Queen's School of Computing Supervisors: Gabor Fichtinger, Tamas Ungi
Chair: David Skillicorn
Internal Examiner: James Stewart
External Examiner: Pascal Fallavollita, University of Ottawa, Faculty of Health Sciences


COMPUTER-ASSISTED WORKFLOW RECOGNITION FOR CENTRAL VENOUS CATHETERIZATION

Abstract

Purpose: The transition to competency-based medical education from an apprenticeship model requires a greater amount of human resources to evaluate trainees. Therefore, there is an increased need for tools that can evaluate trainees and provide feedback without the need for an expert observer. This thesis describes the development of a system for training central venous catheterization. The procedure includes many tasks that must be performed in a predetermined order. This system, Central Line Tutor, is able to provide trainees with feedback about their performance by evaluating their compliance to proper workflow when practicing in a simulated setting.
Methods: Central Line Tutor uses a combination of electromagnetic tracking and tool recognition from a webcam video to analyze trainees’ workflow compliance.
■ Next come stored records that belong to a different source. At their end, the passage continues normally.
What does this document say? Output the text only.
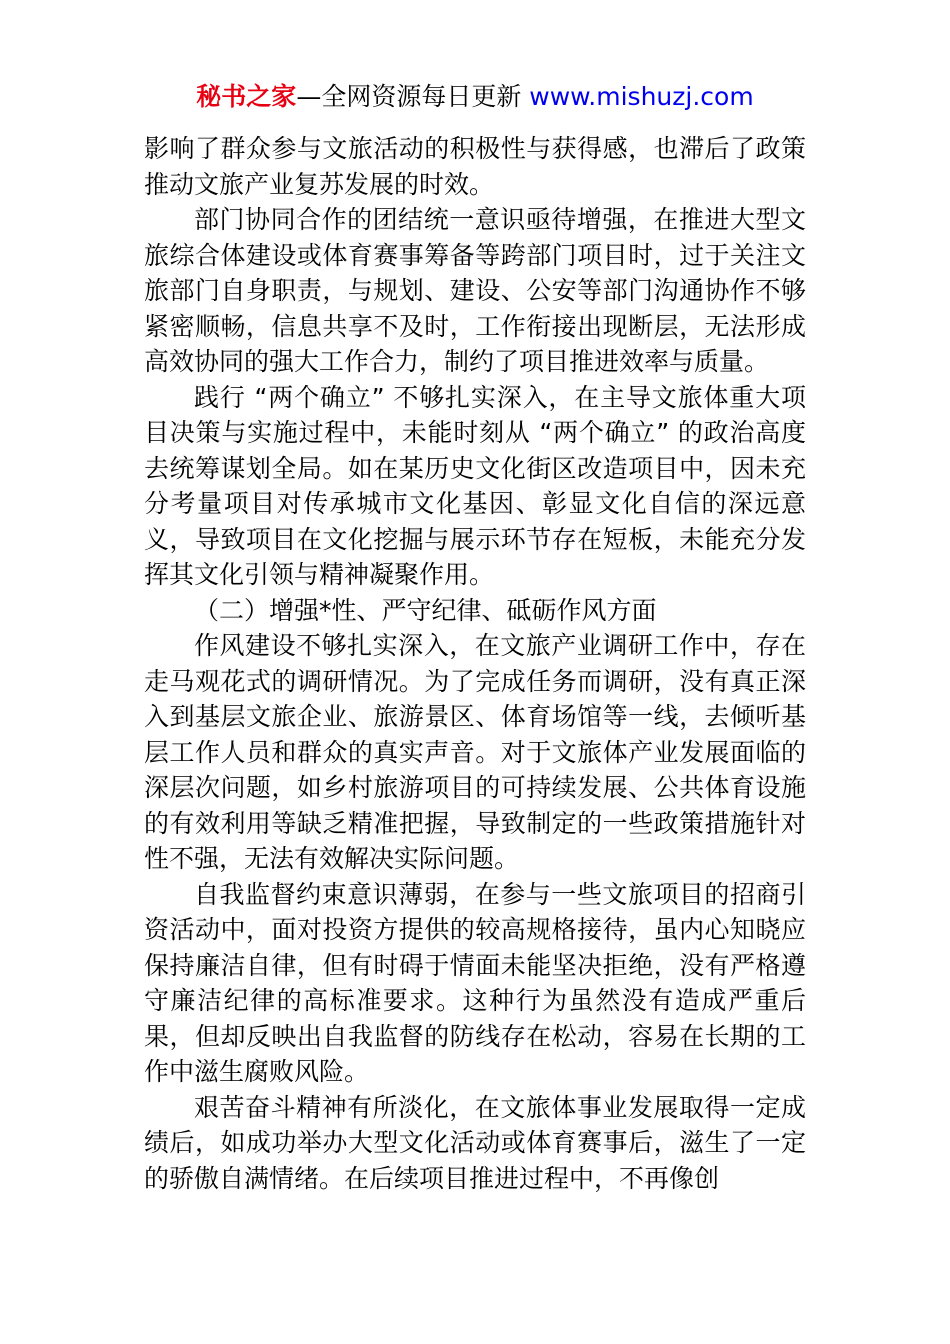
秘书之家—全网资源每日更新 www.mishuzj.com

影响了群众参与文旅活动的积极性与获得感，也滞后了政策推动文旅产业复苏发展的时效。

部门协同合作的团结统一意识亟待增强，在推进大型文旅综合体建设或体育赛事筹备等跨部门项目时，过于关注文旅部门自身职责，与规划、建设、公安等部门沟通协作不够紧密顺畅，信息共享不及时，工作衔接出现断层，无法形成高效协同的强大工作合力，制约了项目推进效率与质量。

践行 “两个确立” 不够扎实深入，在主导文旅体重大项目决策与实施过程中，未能时刻从 “两个确立” 的政治高度去统筹谋划全局。如在某历史文化街区改造项目中，因未充分考量项目对传承城市文化基因、彰显文化自信的深远意义，导致项目在文化挖掘与展示环节存在短板，未能充分发挥其文化引领与精神凝聚作用。

（二）增强*性、严守纪律、砥砺作风方面

作风建设不够扎实深入，在文旅产业调研工作中，存在走马观花式的调研情况。为了完成任务而调研，没有真正深入到基层文旅企业、旅游景区、体育场馆等一线，去倾听基层工作人员和群众的真实声音。对于文旅体产业发展面临的深层次问题，如乡村旅游项目的可持续发展、公共体育设施的有效利用等缺乏精准把握，导致制定的一些政策措施针对性不强，无法有效解决实际问题。

自我监督约束意识薄弱，在参与一些文旅项目的招商引资活动中，面对投资方提供的较高规格接待，虽内心知晓应保持廉洁自律，但有时碍于情面未能坚决拒绝，没有严格遵守廉洁纪律的高标准要求。这种行为虽然没有造成严重后果，但却反映出自我监督的防线存在松动，容易在长期的工作中滋生腐败风险。

艰苦奋斗精神有所淡化，在文旅体事业发展取得一定成绩后，如成功举办大型文化活动或体育赛事后，滋生了一定的骄傲自满情绪。在后续项目推进过程中，不再像创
Critical tasks such as inserting the needle into the vessel are recognized by tracking the tools’ positions. The remaining workflow tasks were recognized by identifying the tools used in the given tasks. In the proof of concept implementation of the system, we used a color-based approach. This method has some limitations including: insufficient accuracy, and a long setup time. To improve Central Line Tutor’s task recognition, we also implemented a more robust method for tool recognition that involved training a convolutional neural network. We evaluated two different networks, Inception-V3 and MobileNet, and compared their accuracy to the initial color-based approach.